事業にあたっては奥地林道開設事業等の国庫補助が充てられた。

昭和38年に東沢林道が着工するといよいよ犬越路林道の路線計画が具体化し、昭和40年までに地質調査が行われた。
その結果、犬越路峠東側に敷設するのが有利と結論され、昭和41年に犬越路林道が着工された。

犬越路隧道の掘削については昼夜交代で行われ、毎分2.4tの湧水があったり、長さ120mにおよぶ破砕帯※に当たったりしたものの、大きな事故も起きず昭和45年3月に完成。4月17日には完成式が挙行された。この式典には津田県知事も出席している。
※岩盤の中で岩が細かく砕け、その隙間に地下水を大量に含んだ軟弱な地層のこと


念願の車道について、「林政史」では「今や県の北西部の山間地を貫く重要な路線として開通し、地域の産業経済の発展に多大な貢献をしている。
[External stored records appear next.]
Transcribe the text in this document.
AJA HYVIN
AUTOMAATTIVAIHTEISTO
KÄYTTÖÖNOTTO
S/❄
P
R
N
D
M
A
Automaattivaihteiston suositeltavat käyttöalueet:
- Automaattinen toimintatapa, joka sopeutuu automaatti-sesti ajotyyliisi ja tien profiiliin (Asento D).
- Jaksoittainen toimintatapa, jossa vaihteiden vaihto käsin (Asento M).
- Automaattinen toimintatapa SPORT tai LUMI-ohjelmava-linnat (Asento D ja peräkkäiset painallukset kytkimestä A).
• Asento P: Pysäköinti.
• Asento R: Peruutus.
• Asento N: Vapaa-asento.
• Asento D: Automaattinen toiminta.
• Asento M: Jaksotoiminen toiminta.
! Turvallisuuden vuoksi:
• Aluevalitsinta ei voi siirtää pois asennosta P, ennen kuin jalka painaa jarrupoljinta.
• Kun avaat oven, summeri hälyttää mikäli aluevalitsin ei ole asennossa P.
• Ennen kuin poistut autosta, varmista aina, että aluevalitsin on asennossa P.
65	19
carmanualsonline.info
」と締め括っているが、今日では「地域の産業経済」をどう定義するかによるものの、この林道の恩恵を受けられるのはごく一部にとどまっているのが実態であろう。

それに至る経緯を示した「林道利用・管理に関する提言」という記録を見つけたので、こちらも併せて紹介したい。
この記録は「神奈川県県営林道利用調整協議会」が平成8年3月にまとめたもので、協議会は森林所有者・森林組合等林業団体・学識経験者・林道沿線施設関係者・自然保護団体・行政機関で構成されていた。
提言の内容を一言で言うと林道は林業関係者だけが通行すべしというもので、これ以降、ゲート等による一般車両の締め出しが徹底されていく。

ただし、こういった検討が行われるに至った原因も確かに存在する。
一連の林道は県道76号を介して東名高速道路、国道246号及び中央自動車道を結ぶ文字通り幹線というべき路線であるほか、沿線にはキャンプ場や釣り場などのレクリエーション施設が所在している。これらによる年間利用者を19万人と当時推定している。
当然、この全てが通過人員となるわけではないだろうが、路線規模に対して一般車両が極めて多い状態となっており、林業車両の妨げになっていたほか、路線の特性上、落石崩落が多く、事故が多発していた。更に不法投棄の問題もあり、家財道具のほか車両まで乗り捨てられる始末で、その状況に土地所有者サイドが苦言を呈するなど、これらを含む多数の負の連鎖によって、遂に林道閉鎖に至ったのである。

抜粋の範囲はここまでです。